Pekala. Ben oldukça eğlenmiştim. Tom kaşlarını çatıp arkama baktığı sırada birisi omuzuma dokundu. Hızla Kevin yerinde mi diye baktığımda onun da gözlerini kısıp bana baktığını fark ettim. Merakla arkamı döndüğümde Gondor'u görmeyi beklemiyordum. "K-Krum?" Gondor gülümsedi ve elini omuzumdan çekti. "Potter?" Kendime gelip gülümsedim ve ona doğru döndüm. "Kusura bakma. Ben... Bejlemiyordum. Yani.." "Sakin ol Potter. Ben süpürgeni vermeye gelmiştim. Teşekkür ederim." Şimşek'i alırken bende ona gülümsedim. "Asıl ben teşekkür ederim." Gondor omuzumu hafifçe sıktı ve arkasını döndü. Gidecekken bir şey hatırlamış gibi bana baktı ve "Birde... Bana Gondor dersen sevinirim Lily." Başımla gülümseyerek onu onayladım ve önüme döndüm. Rose kulağıma eğildi ve "Lily Luna Krum, ha? Aslında fena değil." dedi. Hızla onun koluna vurdum. "Saçmalama Rose!" "Tamam tamam! Demedim bir şey." İmalı bakışlarını önemsememeye çalıştım. Pis kızıl!

*Rose Weasley*

Son zamanlarda Lily'de bir gariplik vardı. Riddle olayları sanmıştım ama öyle değil gibiydi. Aklima gelen şeyle kıkırdadım. Belki gerçektende Krum ile aralarında bir şey vardır? Ah. Krum Slytherin'li olsada boyle bir şeye onay verirdim. Artık onunda mutlu olmasını istiyordum. Hem ortak yönleri çoktu. Krum onu mutlu ederdi. Üstelik annemin buna sonuna kadar destek olacağına da emindim. Babamsa... Bilemiyorum.

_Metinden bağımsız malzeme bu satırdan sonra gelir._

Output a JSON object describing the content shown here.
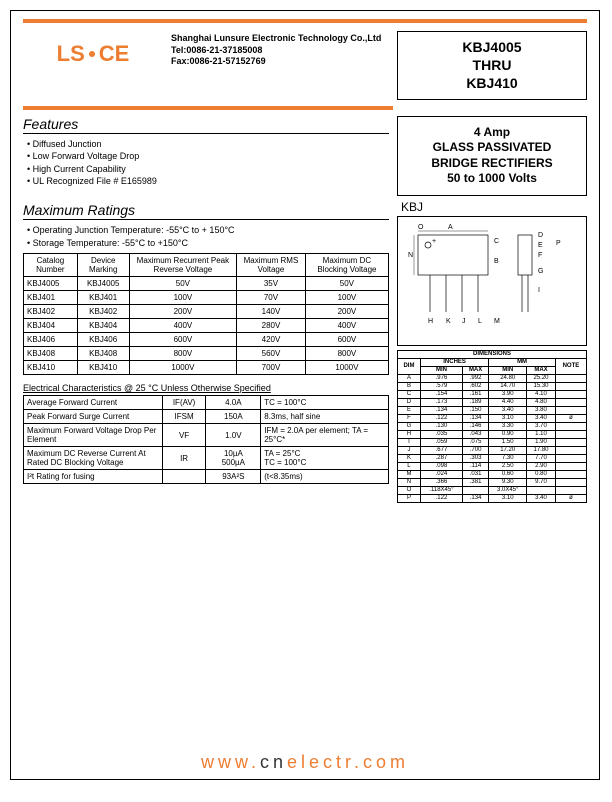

Birden yere düştüm. O kadar dalmıştım ki karşıdan gelen Miranda'yı görememiştim. Kendisi Slytherin'liydi. Ve benden nefret ederdi. Sanırım nedeni Jason'dı. Eh! Bu yüzden bende ondan nefret ederdim. Ben yere düşünce kahkahalarla gülmeye başladı. "Sonunda nerede olman gerektiğini öğrendin sanırım Weasley!... Ayaklar altında." Sinirle yerimde doğruldum ve "Sözünü geri al McHale!" dedim tehditkar bir sesle. Gülümsedi ve "Almazsam ne yaparsın?" dedi. Gülümsedim ve "İşte bunu!" diyip asamı çıkardım. Tam büyü yapacaktım ki biri bileğimi kavradı. Scorpius bir eli cebinde diğer eli ile bileğimi kavramış yanımızda duruyordu. Bana bakmadan "Halbuki babama da söz vermiştim." dedi. Sonra ateş saçan gözlerini bana çevirdi ve "Ama Slytherin Başkanı olarak kendi öğrencilerimi korumak benim görevim!" diyip hızla beni yere itti. Yere düşünce dizimde keskin bir acı hissettim. Tam yerden kalkmaya çalışacakken birisi kolumu tuttu. Onu görünce rahatladım. "İyi misin?" Jason beni yavaşça ayağa kaldırdı. Acıyan ayağımın üzerine basamıyordum. Evet anlamında başımı salladım. Jason beni köşedeki yere oturttu ve "Beni burada bekle. Birazdan gelirim. Biri ile bir işim var." dedi. Onu... Hiç böyle görmemiştim. Açıkçası gerçekten beni korkuttu. Gitmesinde kolunu tuttum. Fakat o garip bir şekilde gülümsedi ve alnımdan öpüp gitti.